Plataformas de Criptoativos Precisam Manter Sigilo de Usuários Sob Nova Regulamentação do BC

O Conselho Monetário Nacional (CMN) aprovou mudanças cruciais que determinam a obrigatoriedade de sigilo sobre as operações de clientes e usuários das Sociedades Prestadoras de Serviços de Ativos Virtuais (SPSAVs). Essas plataformas, que atuam como intermediárias em transações com criptoativos, agora se enquadram a normas mais rigorosas, alinhadas às instituições financeiras tradicionais.

A partir de 1º de março, as SPSAVs deverão seguir a Lei Complementar 105, que estabelece o sigilo bancário e a comunicação de atividades suspeitas às autoridades.

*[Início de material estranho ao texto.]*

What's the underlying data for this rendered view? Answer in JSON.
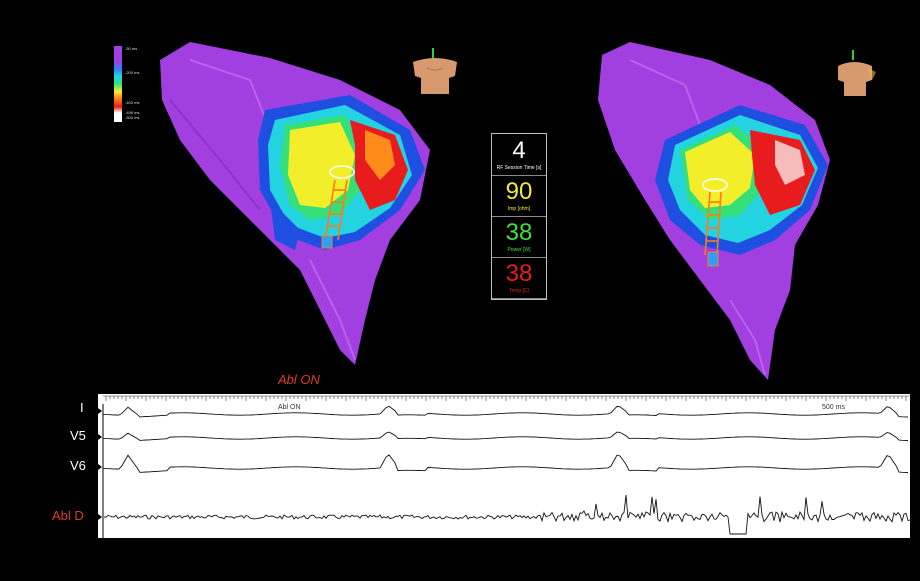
{
  "readout": {
    "rf_time": {
      "value": "4",
      "label": "RF Session Time [s]",
      "color": "#ffffff"
    },
    "impedance": {
      "value": "90",
      "label": "Imp [ohm]",
      "color": "#f2e93a"
    },
    "power": {
      "value": "38",
      "label": "Power [W]",
      "color": "#3fe03f"
    },
    "temperature": {
      "value": "38",
      "label": "Temp [C]",
      "color": "#e81c1c"
    }
  },
  "legend": {
    "labels": [
      "-50 ms",
      "-200 ms",
      "-400 ms",
      "-498 ms",
      "-500 ms"
    ]
  },
  "status_label": "Abl ON",
  "ecg": {
    "leads": [
      "I",
      "V5",
      "V6",
      "Abl D"
    ],
    "marker_text": "Abl ON",
    "scale_text": "500 ms"
  },
  "colors": {
    "purple": "#a23fe0",
    "accent_red": "#e23b2b"
  }
}
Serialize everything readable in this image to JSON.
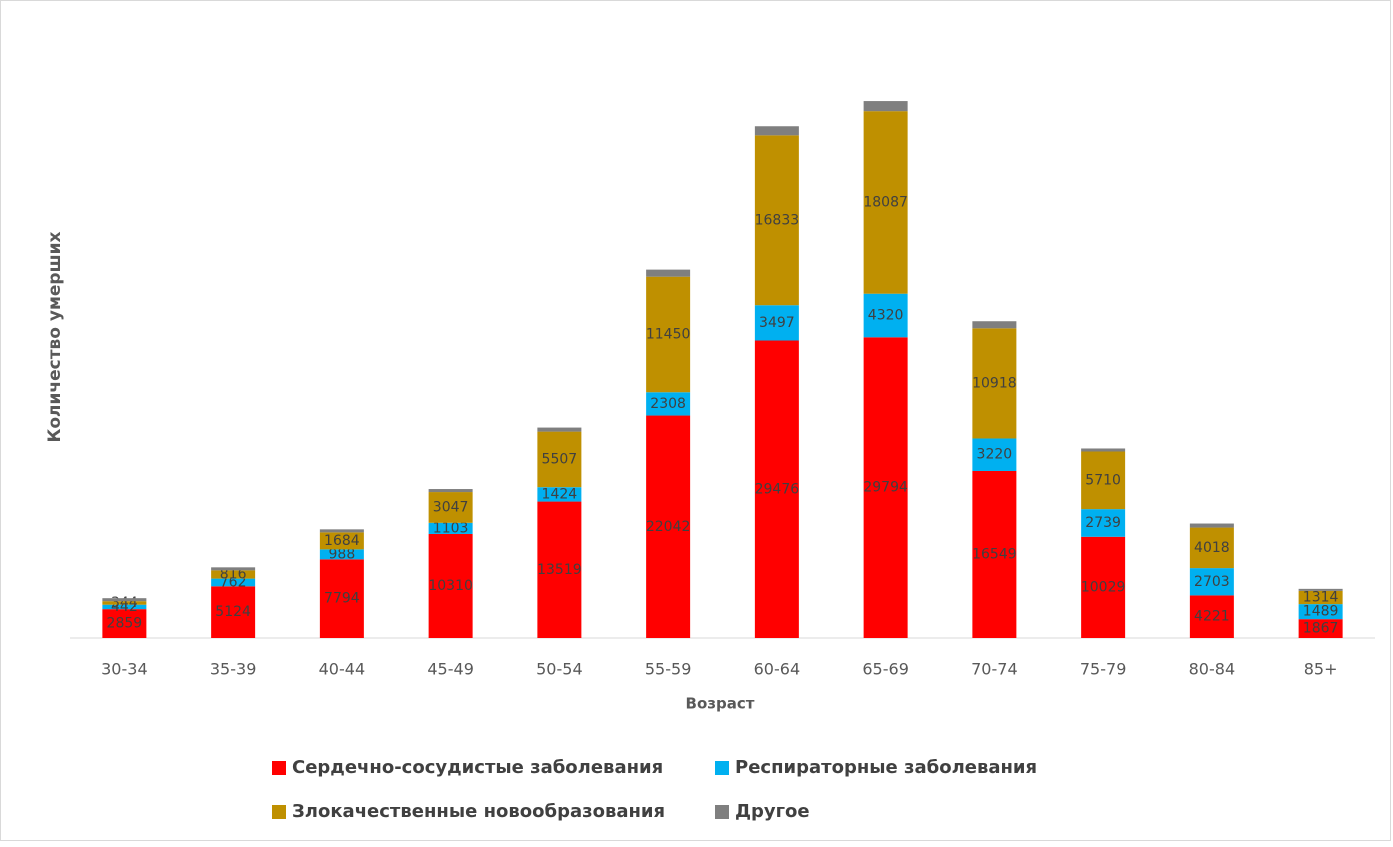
{
  "chart_data": {
    "type": "stacked-bar",
    "x_label": "Возраст",
    "y_label": "Количество умерших",
    "categories": [
      "30-34",
      "35-39",
      "40-44",
      "45-49",
      "50-54",
      "55-59",
      "60-64",
      "65-69",
      "70-74",
      "75-79",
      "80-84",
      "85+"
    ],
    "series": [
      {
        "name": "Сердечно-сосудистые заболевания",
        "color": "#ff0000",
        "values": [
          2859,
          5124,
          7794,
          10310,
          13519,
          22042,
          29476,
          29794,
          16549,
          10029,
          4221,
          1867
        ],
        "labels": true
      },
      {
        "name": "Респираторные заболевания",
        "color": "#00b0f0",
        "values": [
          442,
          762,
          988,
          1103,
          1424,
          2308,
          3497,
          4320,
          3220,
          2739,
          2703,
          1489
        ],
        "labels": true
      },
      {
        "name": "Злокачественные новообразования",
        "color": "#bf9000",
        "values": [
          344,
          816,
          1684,
          3047,
          5507,
          11450,
          16833,
          18087,
          10918,
          5710,
          4018,
          1314
        ],
        "labels": true
      },
      {
        "name": "Другое",
        "color": "#7f7f7f",
        "values": [
          300,
          300,
          300,
          300,
          400,
          700,
          900,
          1000,
          700,
          300,
          400,
          200
        ],
        "labels": false
      }
    ],
    "ylim": [
      0,
      54000
    ]
  }
}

Essa medida visa aumentar a responsabilidade e a governança dessas empresas, consolidando sua integração ao perímetro regulatório do Banco Central (BC).

Segundo o Banco Central, as novas regras ampliam a capacidade de prevenção e combate a práticas ilícitas, como lavagem de dinheiro, fraudes e corrupção envolvendo ativos virtuais. A iniciativa busca promover maior isonomia regulatória entre o setor financeiro tradicional e o de criptoativos, conforme divulgado pela autoridade monetária.

Novas Regras Contábeis para Ativos Virtuais

Além da exigência de sigilo, o CMN e o BC introduziram resoluções com critérios contábeis específicos para o reconhecimento, mensuração e divulgação de ativos virtuais. Essas novas diretrizes contábeis entrarão em vigor em 1º de janeiro de 2027, impactando a forma como as instituições autorizadas reportam seus ativos digitais.

A regulamentação abrange os ativos previstos na Lei 14.478, de 2022, incluindo tokens de utilidade usados para pagamentos ou investimentos. Ativos que já representam instrumentos financeiros tradicionais continuarão sob suas normas específicas, garantindo clareza e conformidade.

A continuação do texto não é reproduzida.